Utopian/Ideal Cities

  • Regular Ring Radial Planning Elements included:
    • Grid planning
    • Piazza in the center with streets directed towards it
    • Open spaces
    • Attention to aesthetics & proportions

Factors Affecting Renaissance City Planning

  • Natural environment surrounding the city
  • Radial streets
  • Street proportions – Piazzas
  • Aesthetic rules
  • Star-shaped cities

Examples of Urban Development

  • The transcript references Haussmannian Cairo, including developments such as the Qasr al-Nil Bridge, Ismailiyah Canal, and new planned arteries.

Industrial Revolution and the City (1760-1850)

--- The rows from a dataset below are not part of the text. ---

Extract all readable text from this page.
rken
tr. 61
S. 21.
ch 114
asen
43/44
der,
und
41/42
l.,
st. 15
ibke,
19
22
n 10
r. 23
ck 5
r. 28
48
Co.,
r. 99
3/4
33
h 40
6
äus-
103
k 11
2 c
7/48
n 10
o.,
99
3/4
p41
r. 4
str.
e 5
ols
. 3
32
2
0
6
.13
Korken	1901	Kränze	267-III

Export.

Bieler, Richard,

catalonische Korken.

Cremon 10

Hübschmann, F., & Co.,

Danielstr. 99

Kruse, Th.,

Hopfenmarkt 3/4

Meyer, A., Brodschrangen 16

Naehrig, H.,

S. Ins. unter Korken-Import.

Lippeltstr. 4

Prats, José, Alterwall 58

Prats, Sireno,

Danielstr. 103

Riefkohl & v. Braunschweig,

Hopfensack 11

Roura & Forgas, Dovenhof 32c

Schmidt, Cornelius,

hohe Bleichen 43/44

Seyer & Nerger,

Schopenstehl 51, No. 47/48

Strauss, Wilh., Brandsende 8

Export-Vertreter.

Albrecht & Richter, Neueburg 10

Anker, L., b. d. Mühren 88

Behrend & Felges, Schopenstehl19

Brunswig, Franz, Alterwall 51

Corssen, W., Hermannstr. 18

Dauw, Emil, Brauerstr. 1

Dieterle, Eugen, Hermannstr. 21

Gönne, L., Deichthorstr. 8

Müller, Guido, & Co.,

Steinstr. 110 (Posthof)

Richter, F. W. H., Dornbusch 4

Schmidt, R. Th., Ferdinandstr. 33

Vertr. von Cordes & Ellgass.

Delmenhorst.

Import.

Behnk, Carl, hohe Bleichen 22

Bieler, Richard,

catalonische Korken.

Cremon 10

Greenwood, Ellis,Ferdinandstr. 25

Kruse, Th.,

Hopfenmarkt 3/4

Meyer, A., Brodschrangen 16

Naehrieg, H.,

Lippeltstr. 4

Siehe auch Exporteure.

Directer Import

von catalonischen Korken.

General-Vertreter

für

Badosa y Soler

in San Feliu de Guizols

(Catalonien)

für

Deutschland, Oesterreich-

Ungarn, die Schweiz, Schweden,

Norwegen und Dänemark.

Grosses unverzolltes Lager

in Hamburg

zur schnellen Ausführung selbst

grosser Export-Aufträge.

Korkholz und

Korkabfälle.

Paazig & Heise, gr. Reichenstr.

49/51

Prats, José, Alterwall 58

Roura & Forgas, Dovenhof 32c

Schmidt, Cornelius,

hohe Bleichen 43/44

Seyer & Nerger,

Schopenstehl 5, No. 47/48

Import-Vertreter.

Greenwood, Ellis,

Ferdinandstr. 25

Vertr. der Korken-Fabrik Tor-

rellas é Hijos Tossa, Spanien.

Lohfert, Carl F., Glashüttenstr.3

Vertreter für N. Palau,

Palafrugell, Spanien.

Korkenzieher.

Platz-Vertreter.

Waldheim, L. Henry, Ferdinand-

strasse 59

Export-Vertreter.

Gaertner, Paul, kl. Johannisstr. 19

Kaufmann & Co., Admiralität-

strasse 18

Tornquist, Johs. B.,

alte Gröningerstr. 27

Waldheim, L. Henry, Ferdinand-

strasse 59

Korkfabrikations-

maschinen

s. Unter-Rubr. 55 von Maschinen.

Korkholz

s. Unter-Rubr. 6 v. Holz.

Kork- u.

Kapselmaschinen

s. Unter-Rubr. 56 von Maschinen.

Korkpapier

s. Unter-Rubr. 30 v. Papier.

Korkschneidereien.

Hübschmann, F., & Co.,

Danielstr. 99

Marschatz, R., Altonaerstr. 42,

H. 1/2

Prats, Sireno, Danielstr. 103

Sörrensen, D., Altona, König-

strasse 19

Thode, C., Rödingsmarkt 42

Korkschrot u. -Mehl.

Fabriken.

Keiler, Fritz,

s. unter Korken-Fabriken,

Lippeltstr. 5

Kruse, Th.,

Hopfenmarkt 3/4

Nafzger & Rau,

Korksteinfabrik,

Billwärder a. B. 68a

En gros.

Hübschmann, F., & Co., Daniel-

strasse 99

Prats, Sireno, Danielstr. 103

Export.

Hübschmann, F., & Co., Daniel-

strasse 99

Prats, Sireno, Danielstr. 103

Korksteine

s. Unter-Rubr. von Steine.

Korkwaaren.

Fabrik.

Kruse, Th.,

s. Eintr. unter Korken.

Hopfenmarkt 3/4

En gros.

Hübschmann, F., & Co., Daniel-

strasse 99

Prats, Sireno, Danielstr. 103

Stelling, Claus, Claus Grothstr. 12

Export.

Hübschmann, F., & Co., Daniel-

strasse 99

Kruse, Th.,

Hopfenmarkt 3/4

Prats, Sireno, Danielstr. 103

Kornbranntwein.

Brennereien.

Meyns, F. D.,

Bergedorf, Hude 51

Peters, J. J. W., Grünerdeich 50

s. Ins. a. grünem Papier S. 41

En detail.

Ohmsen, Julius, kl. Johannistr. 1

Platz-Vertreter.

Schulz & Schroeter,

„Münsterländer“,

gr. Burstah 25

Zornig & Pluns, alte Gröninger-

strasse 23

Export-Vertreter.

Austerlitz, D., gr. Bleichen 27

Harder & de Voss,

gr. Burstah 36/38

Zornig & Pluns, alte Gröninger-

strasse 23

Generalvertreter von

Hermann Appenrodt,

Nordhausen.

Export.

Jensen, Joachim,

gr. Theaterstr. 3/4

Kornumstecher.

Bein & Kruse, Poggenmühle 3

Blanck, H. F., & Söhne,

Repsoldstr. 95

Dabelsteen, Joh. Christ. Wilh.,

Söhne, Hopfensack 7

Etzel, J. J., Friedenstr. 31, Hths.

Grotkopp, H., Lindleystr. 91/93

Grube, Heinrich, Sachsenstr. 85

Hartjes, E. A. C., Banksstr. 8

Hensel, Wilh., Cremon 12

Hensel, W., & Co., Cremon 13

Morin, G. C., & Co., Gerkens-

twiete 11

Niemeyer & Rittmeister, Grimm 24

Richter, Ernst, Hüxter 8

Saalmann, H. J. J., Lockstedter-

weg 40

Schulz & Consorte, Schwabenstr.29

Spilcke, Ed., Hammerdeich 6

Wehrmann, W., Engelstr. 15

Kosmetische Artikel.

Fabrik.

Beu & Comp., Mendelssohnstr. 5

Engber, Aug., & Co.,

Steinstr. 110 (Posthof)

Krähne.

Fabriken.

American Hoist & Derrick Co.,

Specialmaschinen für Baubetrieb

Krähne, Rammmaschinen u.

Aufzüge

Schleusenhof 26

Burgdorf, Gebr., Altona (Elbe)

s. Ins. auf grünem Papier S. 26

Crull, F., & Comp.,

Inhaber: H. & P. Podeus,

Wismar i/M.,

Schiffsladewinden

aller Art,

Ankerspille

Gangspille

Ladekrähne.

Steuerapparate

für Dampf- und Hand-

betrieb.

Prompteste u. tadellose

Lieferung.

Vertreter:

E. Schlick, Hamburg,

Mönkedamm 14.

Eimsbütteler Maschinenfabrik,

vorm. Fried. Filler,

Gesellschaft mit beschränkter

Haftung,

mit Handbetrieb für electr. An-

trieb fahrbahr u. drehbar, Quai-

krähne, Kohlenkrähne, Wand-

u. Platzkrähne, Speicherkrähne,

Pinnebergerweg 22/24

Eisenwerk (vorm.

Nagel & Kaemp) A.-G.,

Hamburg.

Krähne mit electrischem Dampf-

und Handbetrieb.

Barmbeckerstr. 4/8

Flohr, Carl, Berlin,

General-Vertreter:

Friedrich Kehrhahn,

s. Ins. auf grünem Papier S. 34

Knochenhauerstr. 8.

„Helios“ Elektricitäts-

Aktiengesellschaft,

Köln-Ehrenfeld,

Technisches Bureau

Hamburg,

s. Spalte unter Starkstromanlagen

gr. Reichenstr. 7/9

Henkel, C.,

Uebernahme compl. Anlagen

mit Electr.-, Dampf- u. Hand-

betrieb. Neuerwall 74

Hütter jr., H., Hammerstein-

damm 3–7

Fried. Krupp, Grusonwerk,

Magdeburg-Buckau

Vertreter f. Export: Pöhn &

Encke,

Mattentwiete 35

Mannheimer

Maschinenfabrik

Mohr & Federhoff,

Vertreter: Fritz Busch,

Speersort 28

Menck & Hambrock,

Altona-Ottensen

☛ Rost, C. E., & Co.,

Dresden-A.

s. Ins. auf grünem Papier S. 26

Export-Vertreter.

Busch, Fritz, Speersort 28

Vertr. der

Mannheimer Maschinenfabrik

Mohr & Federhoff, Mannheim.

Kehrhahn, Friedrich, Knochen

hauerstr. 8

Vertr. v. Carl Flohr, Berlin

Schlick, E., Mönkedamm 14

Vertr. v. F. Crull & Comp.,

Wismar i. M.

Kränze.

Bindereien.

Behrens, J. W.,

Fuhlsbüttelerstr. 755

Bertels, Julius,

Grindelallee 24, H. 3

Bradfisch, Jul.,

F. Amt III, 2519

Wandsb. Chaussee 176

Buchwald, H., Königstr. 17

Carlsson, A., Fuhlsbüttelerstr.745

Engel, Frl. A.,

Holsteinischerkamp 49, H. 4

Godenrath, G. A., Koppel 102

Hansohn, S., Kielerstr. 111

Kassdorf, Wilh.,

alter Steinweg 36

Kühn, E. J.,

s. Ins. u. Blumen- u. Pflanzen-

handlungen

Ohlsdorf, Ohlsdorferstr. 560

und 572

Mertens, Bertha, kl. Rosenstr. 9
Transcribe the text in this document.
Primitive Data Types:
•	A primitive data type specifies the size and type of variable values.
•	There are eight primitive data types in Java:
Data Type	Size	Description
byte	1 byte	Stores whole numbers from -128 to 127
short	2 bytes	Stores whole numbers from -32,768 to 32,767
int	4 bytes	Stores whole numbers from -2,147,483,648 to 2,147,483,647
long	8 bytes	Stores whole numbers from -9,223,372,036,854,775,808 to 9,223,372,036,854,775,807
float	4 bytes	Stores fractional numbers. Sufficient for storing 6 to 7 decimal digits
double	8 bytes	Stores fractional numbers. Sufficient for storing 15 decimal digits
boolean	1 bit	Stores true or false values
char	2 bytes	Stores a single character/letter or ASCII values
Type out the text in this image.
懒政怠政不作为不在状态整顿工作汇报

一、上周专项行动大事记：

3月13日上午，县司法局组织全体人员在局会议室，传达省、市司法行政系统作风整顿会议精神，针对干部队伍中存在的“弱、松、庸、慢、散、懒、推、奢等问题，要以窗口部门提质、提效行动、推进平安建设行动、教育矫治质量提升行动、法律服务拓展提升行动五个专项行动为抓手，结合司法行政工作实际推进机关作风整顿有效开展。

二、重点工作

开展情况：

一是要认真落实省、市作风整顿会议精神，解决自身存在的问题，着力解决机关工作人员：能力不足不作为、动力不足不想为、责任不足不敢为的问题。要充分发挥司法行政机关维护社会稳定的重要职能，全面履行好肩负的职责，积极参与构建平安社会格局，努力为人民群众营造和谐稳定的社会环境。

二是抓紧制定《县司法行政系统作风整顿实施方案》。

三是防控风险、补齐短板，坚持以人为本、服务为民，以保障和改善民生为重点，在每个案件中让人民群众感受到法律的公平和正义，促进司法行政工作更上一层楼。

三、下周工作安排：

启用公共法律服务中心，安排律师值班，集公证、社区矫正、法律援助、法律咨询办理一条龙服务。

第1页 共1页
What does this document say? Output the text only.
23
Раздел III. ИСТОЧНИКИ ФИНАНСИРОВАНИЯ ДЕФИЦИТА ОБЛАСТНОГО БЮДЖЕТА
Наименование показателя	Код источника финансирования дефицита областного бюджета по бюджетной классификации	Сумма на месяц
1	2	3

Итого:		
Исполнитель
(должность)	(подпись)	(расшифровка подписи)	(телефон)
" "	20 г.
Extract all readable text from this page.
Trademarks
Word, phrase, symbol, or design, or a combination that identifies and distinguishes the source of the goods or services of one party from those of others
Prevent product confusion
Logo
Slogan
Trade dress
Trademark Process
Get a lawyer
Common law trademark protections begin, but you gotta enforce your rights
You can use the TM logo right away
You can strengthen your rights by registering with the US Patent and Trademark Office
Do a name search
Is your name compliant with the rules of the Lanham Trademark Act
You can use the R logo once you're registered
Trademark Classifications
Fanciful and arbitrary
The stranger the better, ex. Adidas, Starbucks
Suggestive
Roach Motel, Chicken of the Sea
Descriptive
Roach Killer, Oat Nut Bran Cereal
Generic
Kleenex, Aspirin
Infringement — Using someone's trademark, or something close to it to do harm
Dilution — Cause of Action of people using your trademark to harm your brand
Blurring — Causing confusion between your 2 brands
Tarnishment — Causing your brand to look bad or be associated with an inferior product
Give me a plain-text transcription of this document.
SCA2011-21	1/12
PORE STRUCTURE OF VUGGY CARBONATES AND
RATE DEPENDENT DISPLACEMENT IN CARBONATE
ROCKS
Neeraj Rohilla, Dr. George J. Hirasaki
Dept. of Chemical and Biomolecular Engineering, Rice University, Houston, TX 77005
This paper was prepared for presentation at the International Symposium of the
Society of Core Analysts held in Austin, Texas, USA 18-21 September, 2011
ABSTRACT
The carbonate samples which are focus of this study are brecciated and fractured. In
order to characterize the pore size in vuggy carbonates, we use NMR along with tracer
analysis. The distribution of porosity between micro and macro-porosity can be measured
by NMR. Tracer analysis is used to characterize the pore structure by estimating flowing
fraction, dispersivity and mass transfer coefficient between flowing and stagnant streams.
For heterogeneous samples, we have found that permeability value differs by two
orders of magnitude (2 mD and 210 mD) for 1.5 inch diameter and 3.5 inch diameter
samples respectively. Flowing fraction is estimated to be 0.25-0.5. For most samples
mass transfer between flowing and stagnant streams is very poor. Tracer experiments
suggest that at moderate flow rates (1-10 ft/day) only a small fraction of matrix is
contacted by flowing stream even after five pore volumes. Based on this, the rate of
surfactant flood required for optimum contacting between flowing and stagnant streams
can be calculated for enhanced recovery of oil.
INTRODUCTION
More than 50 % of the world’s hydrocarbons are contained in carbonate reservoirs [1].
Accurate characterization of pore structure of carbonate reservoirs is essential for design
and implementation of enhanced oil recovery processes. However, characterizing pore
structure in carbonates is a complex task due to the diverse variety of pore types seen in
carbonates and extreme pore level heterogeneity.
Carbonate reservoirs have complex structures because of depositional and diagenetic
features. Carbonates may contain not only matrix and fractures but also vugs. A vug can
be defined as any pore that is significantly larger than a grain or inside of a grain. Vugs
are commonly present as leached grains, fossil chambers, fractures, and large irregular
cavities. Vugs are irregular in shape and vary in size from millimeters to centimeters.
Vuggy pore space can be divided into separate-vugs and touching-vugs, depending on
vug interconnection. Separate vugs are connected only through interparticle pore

  • The Industrial Revolution started in England in the eighteenth century and spread across Europe and North America.
  • New technology transformed agriculture and commerce into a modern industrial society.
  • Changes revolutionized families and lifestyles as the factory system drew workers to urban areas.

Transformations of the Industrial Revolution

  • Key aspects of the Industrial Revolution included:
    • Invention of machines to do the work of hand tools.
    • Use of steam and other power sources in place of human and animal muscles.
    • Adoption of the factory system.
  • Wool and cotton production increased, as did the yield of food crops.

Commercial Expansion

  • By 1800, faster processes were in use in manufacturing and transportation.
  • By 1750, large quantities of goods were exchanged among European nations, creating a demand for more production.
  • England was the leading commercial nation, with cloth manufacturing as its leading industry.